What parents need to know about President Trump's first debate against Joe Biden.


[Editor's note: Motherly is committed to covering all relevant presidential candidate plans as we approach the 2020 election. We are making efforts to get information from all candidates. Motherly does not endorse any political party or candidate. We stand with and for mothers and advocate for solutions that will reduce maternal stress and benefit women, families and the country.]

Parents in America have been living in survival mode for half a year now. Mothers are depleted and burned out, but most plan to use some of their precious-little energy to vote in the upcoming presidential election. According to a recent survey by Peanut, 93% of moms will be voting on November 3.


The "mom vote" will be very important in this election. The Democratic Party is counting on moms who are angry with President Donald Trump, while a Republican PAC called Moms for Safe Neighborhoods hopes its 30-second ad is scary enough to convince suburban moms to re-elect the sitting president.

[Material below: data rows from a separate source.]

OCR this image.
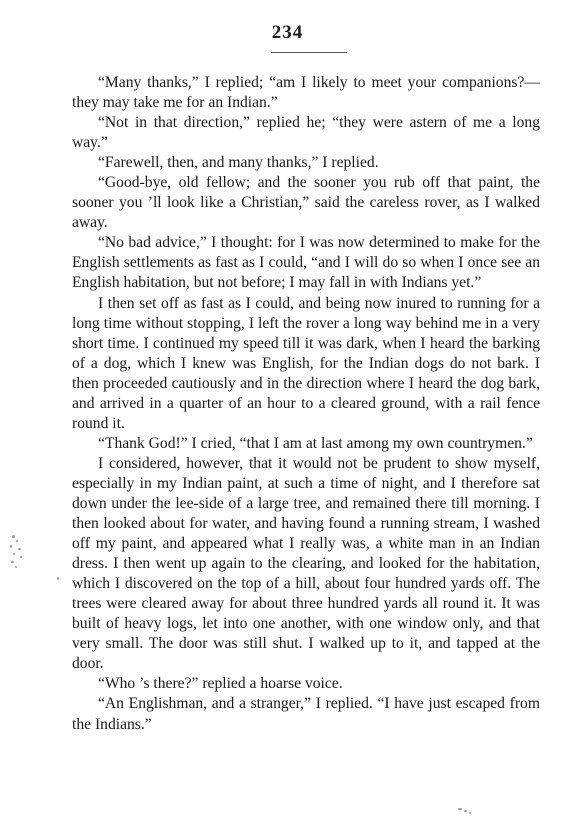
234

“Many thanks,” I replied; “am I likely to meet your companions?—they may take me for an Indian.”

“Not in that direction,” replied he; “they were astern of me a long way.”

“Farewell, then, and many thanks,” I replied.

“Good-bye, old fellow; and the sooner you rub off that paint, the sooner you ’ll look like a Christian,” said the careless rover, as I walked away.

“No bad advice,” I thought: for I was now determined to make for the English settlements as fast as I could, “and I will do so when I once see an English habitation, but not before; I may fall in with Indians yet.”

I then set off as fast as I could, and being now inured to running for a long time without stopping, I left the rover a long way behind me in a very short time. I continued my speed till it was dark, when I heard the barking of a dog, which I knew was English, for the Indian dogs do not bark. I then proceeded cautiously and in the direction where I heard the dog bark, and arrived in a quarter of an hour to a cleared ground, with a rail fence round it.

“Thank God!” I cried, “that I am at last among my own countrymen.”

I considered, however, that it would not be prudent to show myself, especially in my Indian paint, at such a time of night, and I therefore sat down under the lee-side of a large tree, and remained there till morning. I then looked about for water, and having found a running stream, I washed off my paint, and appeared what I really was, a white man in an Indian dress. I then went up again to the clearing, and looked for the habitation, which I discovered on the top of a hill, about four hundred yards off. The trees were cleared away for about three hundred yards all round it. It was built of heavy logs, let into one another, with one window only, and that very small. The door was still shut. I walked up to it, and tapped at the door.

“Who ’s there?” replied a hoarse voice.

“An Englishman, and a stranger,” I replied. “I have just escaped from the Indians.”
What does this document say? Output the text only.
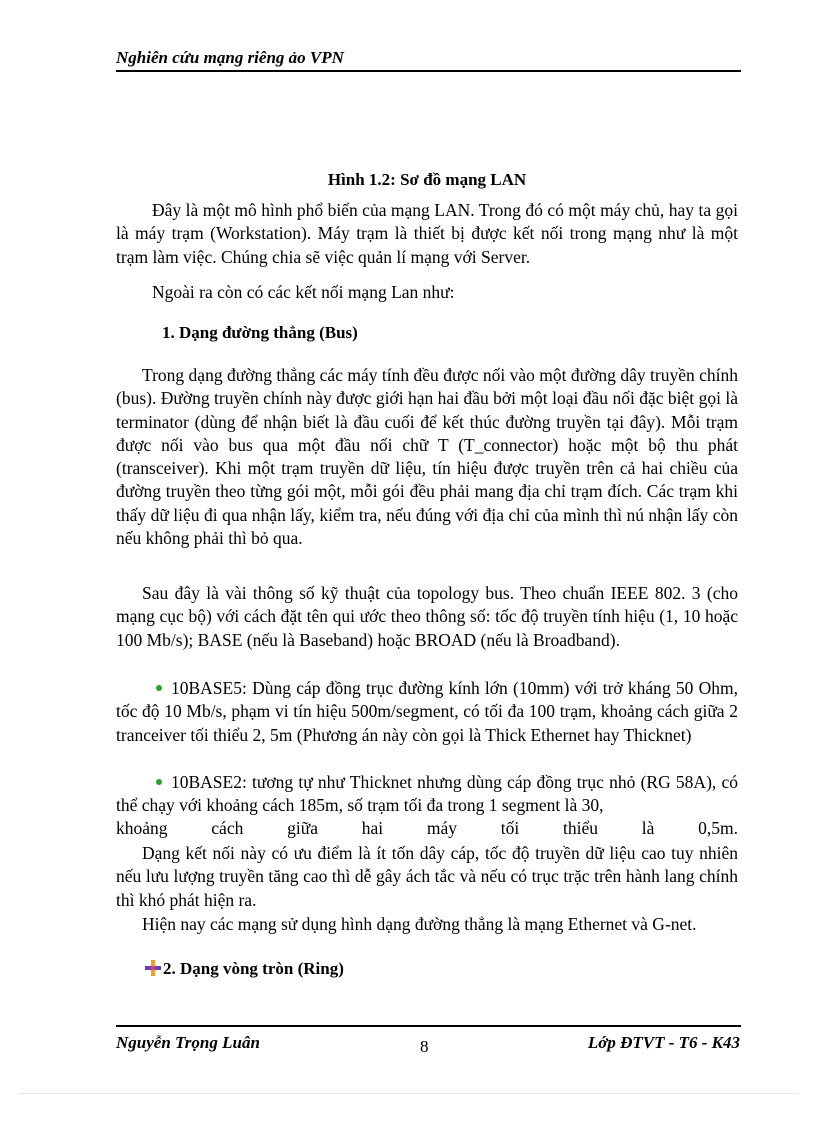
Nghiên cứu mạng riêng ảo VPN
Hình 1.2: Sơ đồ mạng LAN

Đây là một mô hình phổ biến của mạng LAN. Trong đó có một máy chủ, hay ta gọi là máy trạm (Workstation). Máy trạm là thiết bị được kết nối trong mạng như là một trạm làm việc. Chúng chia sẽ việc quản lí mạng với Server.

Ngoài ra còn có các kết nối mạng Lan như:

1. Dạng đường thẳng (Bus)

Trong dạng đường thẳng các máy tính đều được nối vào một đường dây truyền chính (bus). Đường truyền chính này được giới hạn hai đầu bởi một loại đầu nối đặc biệt gọi là terminator (dùng để nhận biết là đầu cuối để kết thúc đường truyền tại đây). Mỗi trạm được nối vào bus qua một đầu nối chữ T (T_connector) hoặc một bộ thu phát (transceiver). Khi một trạm truyền dữ liệu, tín hiệu được truyền trên cả hai chiều của đường truyền theo từng gói một, mỗi gói đều phải mang địa chỉ trạm đích. Các trạm khi thấy dữ liệu đi qua nhận lấy, kiểm tra, nếu đúng với địa chỉ của mình thì nú nhận lấy còn nếu không phải thì bỏ qua.

Sau đây là vài thông số kỹ thuật của topology bus. Theo chuẩn IEEE 802. 3 (cho mạng cục bộ) với cách đặt tên qui ước theo thông số: tốc độ truyền tính hiệu (1, 10 hoặc 100 Mb/s); BASE (nếu là Baseband) hoặc BROAD (nếu là Broadband).

10BASE5: Dùng cáp đồng trục đường kính lớn (10mm) với trở kháng 50 Ohm, tốc độ 10 Mb/s, phạm vi tín hiệu 500m/segment, có tối đa 100 trạm, khoảng cách giữa 2 tranceiver tối thiểu 2, 5m (Phương án này còn gọi là Thick Ethernet hay Thicknet)

10BASE2: tương tự như Thicknet nhưng dùng cáp đồng trục nhỏ (RG 58A), có thể chạy với khoảng cách 185m, số trạm tối đa trong 1 segment là 30,

khoảng cách giữa hai máy tối thiểu là 0,5m.

Dạng kết nối này có ưu điểm là ít tốn dây cáp, tốc độ truyền dữ liệu cao tuy nhiên nếu lưu lượng truyền tăng cao thì dễ gây ách tắc và nếu có trục trặc trên hành lang chính thì khó phát hiện ra.

Hiện nay các mạng sử dụng hình dạng đường thẳng là mạng Ethernet và G-net.

2. Dạng vòng tròn (Ring)
Nguyễn Trọng Luân	8	Lớp ĐTVT - T6 - K43
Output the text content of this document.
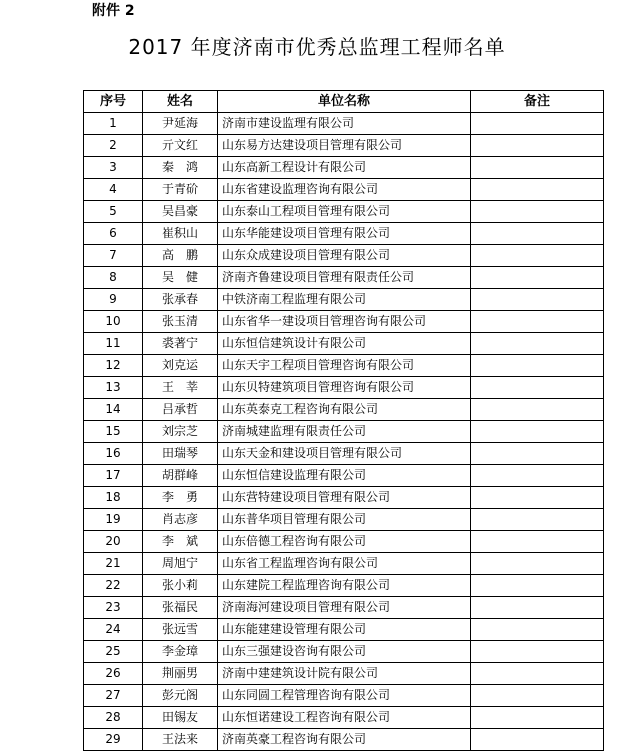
附件 2
2017 年度济南市优秀总监理工程师名单
序号	姓名	单位名称	备注
1	尹延海	济南市建设监理有限公司	
2	亓文红	山东易方达建设项目管理有限公司	
3	秦　鸿	山东高新工程设计有限公司	
4	于青砎	山东省建设监理咨询有限公司	
5	吴昌豪	山东泰山工程项目管理有限公司	
6	崔积山	山东华能建设项目管理有限公司	
7	高　鹏	山东众成建设项目管理有限公司	
8	吴　健	济南齐鲁建设项目管理有限责任公司	
9	张承春	中铁济南工程监理有限公司	
10	张玉清	山东省华一建设项目管理咨询有限公司	
11	裘著宁	山东恒信建筑设计有限公司	
12	刘克运	山东天宇工程项目管理咨询有限公司	
13	王　莘	山东贝特建筑项目管理咨询有限公司	
14	吕承哲	山东英泰克工程咨询有限公司	
15	刘宗芝	济南城建监理有限责任公司	
16	田瑞琴	山东天金和建设项目管理有限公司	
17	胡群峰	山东恒信建设监理有限公司	
18	李　勇	山东营特建设项目管理有限公司	
19	肖志彦	山东普华项目管理有限公司	
20	李　斌	山东倍德工程咨询有限公司	
21	周旭宁	山东省工程监理咨询有限公司	
22	张小莉	山东建院工程监理咨询有限公司	
23	张福民	济南海河建设项目管理有限公司	
24	张远雪	山东能建建设管理有限公司	
25	李金璋	山东三强建设咨询有限公司	
26	荆丽男	济南中建建筑设计院有限公司	
27	彭元阁	山东同圆工程管理咨询有限公司	
28	田锡友	山东恒诺建设工程咨询有限公司	
29	王法来	济南英豪工程咨询有限公司	
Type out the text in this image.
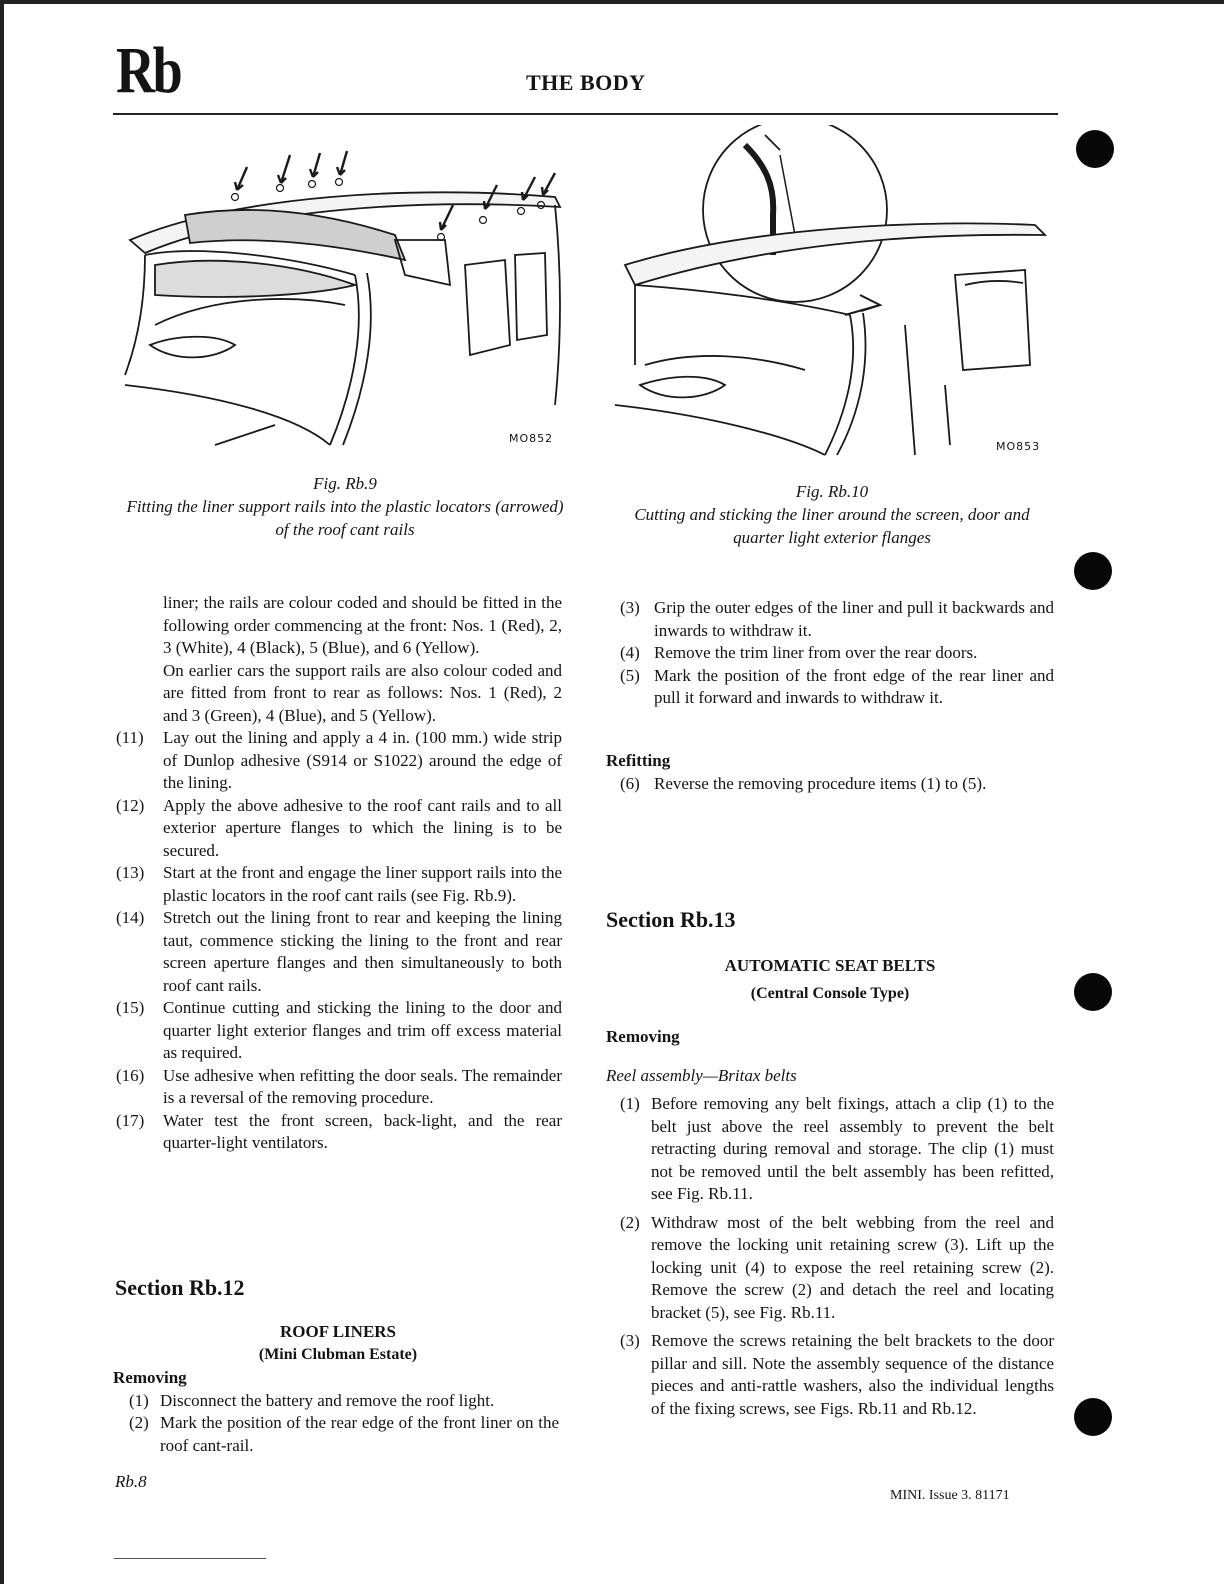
Rb	THE BODY
MO852
Fig. Rb.9
Fitting the liner support rails into the plastic locators (arrowed) of the roof cant rails
MO853
Fig. Rb.10
Cutting and sticking the liner around the screen, door and quarter light exterior flanges
liner; the rails are colour coded and should be fitted in the following order commencing at the front: Nos. 1 (Red), 2, 3 (White), 4 (Black), 5 (Blue), and 6 (Yellow).
On earlier cars the support rails are also colour coded and are fitted from front to rear as follows: Nos. 1 (Red), 2 and 3 (Green), 4 (Blue), and 5 (Yellow).
(11)	Lay out the lining and apply a 4 in. (100 mm.) wide strip of Dunlop adhesive (S914 or S1022) around the edge of the lining.
(12)	Apply the above adhesive to the roof cant rails and to all exterior aperture flanges to which the lining is to be secured.
(13)	Start at the front and engage the liner support rails into the plastic locators in the roof cant rails (see Fig. Rb.9).
(14)	Stretch out the lining front to rear and keeping the lining taut, commence sticking the lining to the front and rear screen aperture flanges and then simultaneously to both roof cant rails.
(15)	Continue cutting and sticking the lining to the door and quarter light exterior flanges and trim off excess material as required.
(16)	Use adhesive when refitting the door seals. The remainder is a reversal of the removing procedure.
(17)	Water test the front screen, back-light, and the rear quarter-light ventilators.
Section Rb.12
ROOF LINERS
(Mini Clubman Estate)
Removing
(1) Disconnect the battery and remove the roof light.
(2) Mark the position of the rear edge of the front liner on the roof cant-rail.
(3) Grip the outer edges of the liner and pull it backwards and inwards to withdraw it.
(4) Remove the trim liner from over the rear doors.
(5) Mark the position of the front edge of the rear liner and pull it forward and inwards to withdraw it.
Refitting
(6) Reverse the removing procedure items (1) to (5).
Section Rb.13
AUTOMATIC SEAT BELTS
(Central Console Type)
Removing
Reel assembly—Britax belts
(1) Before removing any belt fixings, attach a clip (1) to the belt just above the reel assembly to prevent the belt retracting during removal and storage. The clip (1) must not be removed until the belt assembly has been refitted, see Fig. Rb.11.
(2) Withdraw most of the belt webbing from the reel and remove the locking unit retaining screw (3). Lift up the locking unit (4) to expose the reel retaining screw (2). Remove the screw (2) and detach the reel and locating bracket (5), see Fig. Rb.11.
(3) Remove the screws retaining the belt brackets to the door pillar and sill. Note the assembly sequence of the distance pieces and anti-rattle washers, also the individual lengths of the fixing screws, see Figs. Rb.11 and Rb.12.
Rb.8
MINI. Issue 3. 81171
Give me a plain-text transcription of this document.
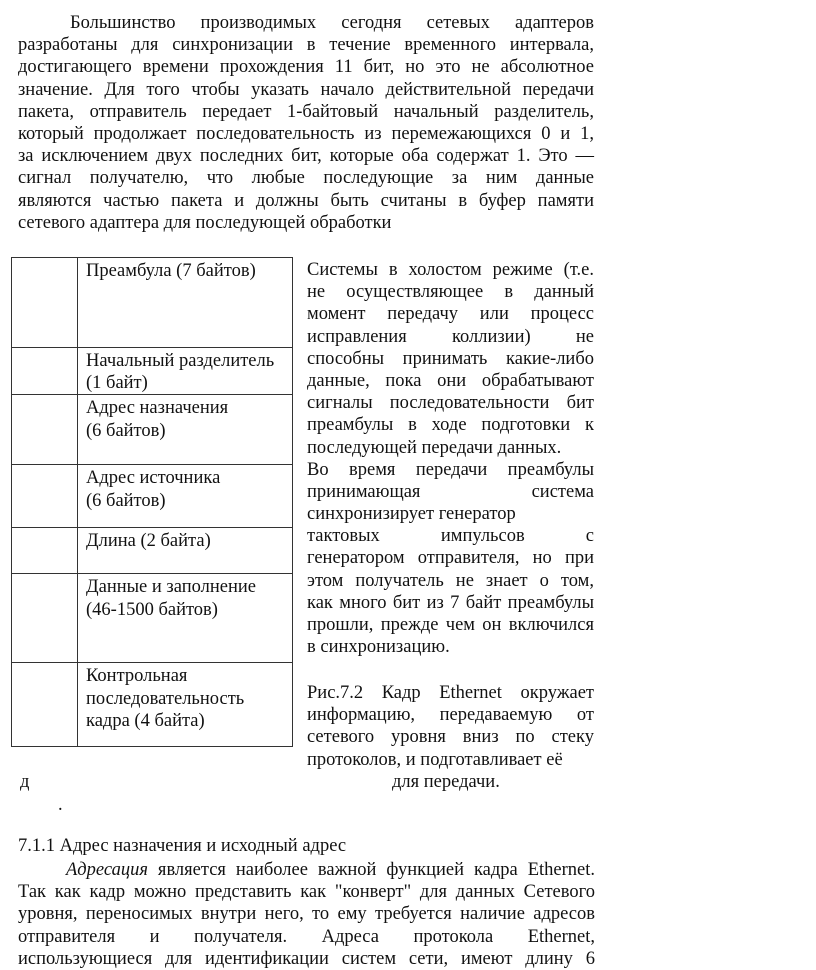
Большинство производимых сегодня сетевых адаптеров
разработаны для синхронизации в течение временного интервала,
достигающего времени прохождения 11 бит, но это не абсолютное
значение. Для того чтобы указать начало действительной передачи
пакета, отправитель передает 1-байтовый начальный разделитель,
который продолжает последовательность из перемежающихся 0 и 1,
за исключением двух последних бит, которые оба содержат 1. Это —
сигнал получателю, что любые последующие за ним данные
являются частью пакета и должны быть считаны в буфер памяти
сетевого адаптера для последующей обработки
	Преамбула (7 байтов)
	Начальный разделитель
(1 байт)
	Адрес назначения
(6 байтов)
	Адрес источника
(6 байтов)
	Длина (2 байта)
	Данные и заполнение
(46-1500 байтов)
	Контрольная
последовательность
кадра (4 байта)
Системы в холостом режиме (т.е.
не осуществляющее в данный
момент передачу или процесс
исправления коллизии) не
способны принимать какие-либо
данные, пока они обрабатывают
сигналы последовательности бит
преамбулы в ходе подготовки к
последующей передачи данных.
Во время передачи преамбулы
принимающая система
синхронизирует генератор
тактовых импульсов с
генератором отправителя, но при
этом получатель не знает о том,
как много бит из 7 байт преамбулы
прошли, прежде чем он включился
в синхронизацию.
Рис.7.2 Кадр Ethernet окружает
информацию, передаваемую от
сетевого уровня вниз по стеку
протоколов, и подготавливает её
для передачи.
д
.
7.1.1 Адрес назначения и исходный адрес
Адресация является наиболее важной функцией кадра Ethernet.
Так как кадр можно представить как "конверт" для данных Сетевого
уровня, переносимых внутри него, то ему требуется наличие адресов
отправителя и получателя. Адреса протокола Ethernet,
использующиеся для идентификации систем сети, имеют длину 6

But this election isn't about mom rage versus maternal fear. It's about looking forward to a future where both are reduced. That is what America's moms really want, and need.

The two men vying for the leadership of America would do well to remember that, and should be paying more attention to the issues that impact families every day.

On Tuesday night when they took the debate stage for the first time, President Trump and Joe Biden talked about a lot of topics (sometimes at the same time), but they missed some real opportunities to talk to American mothers.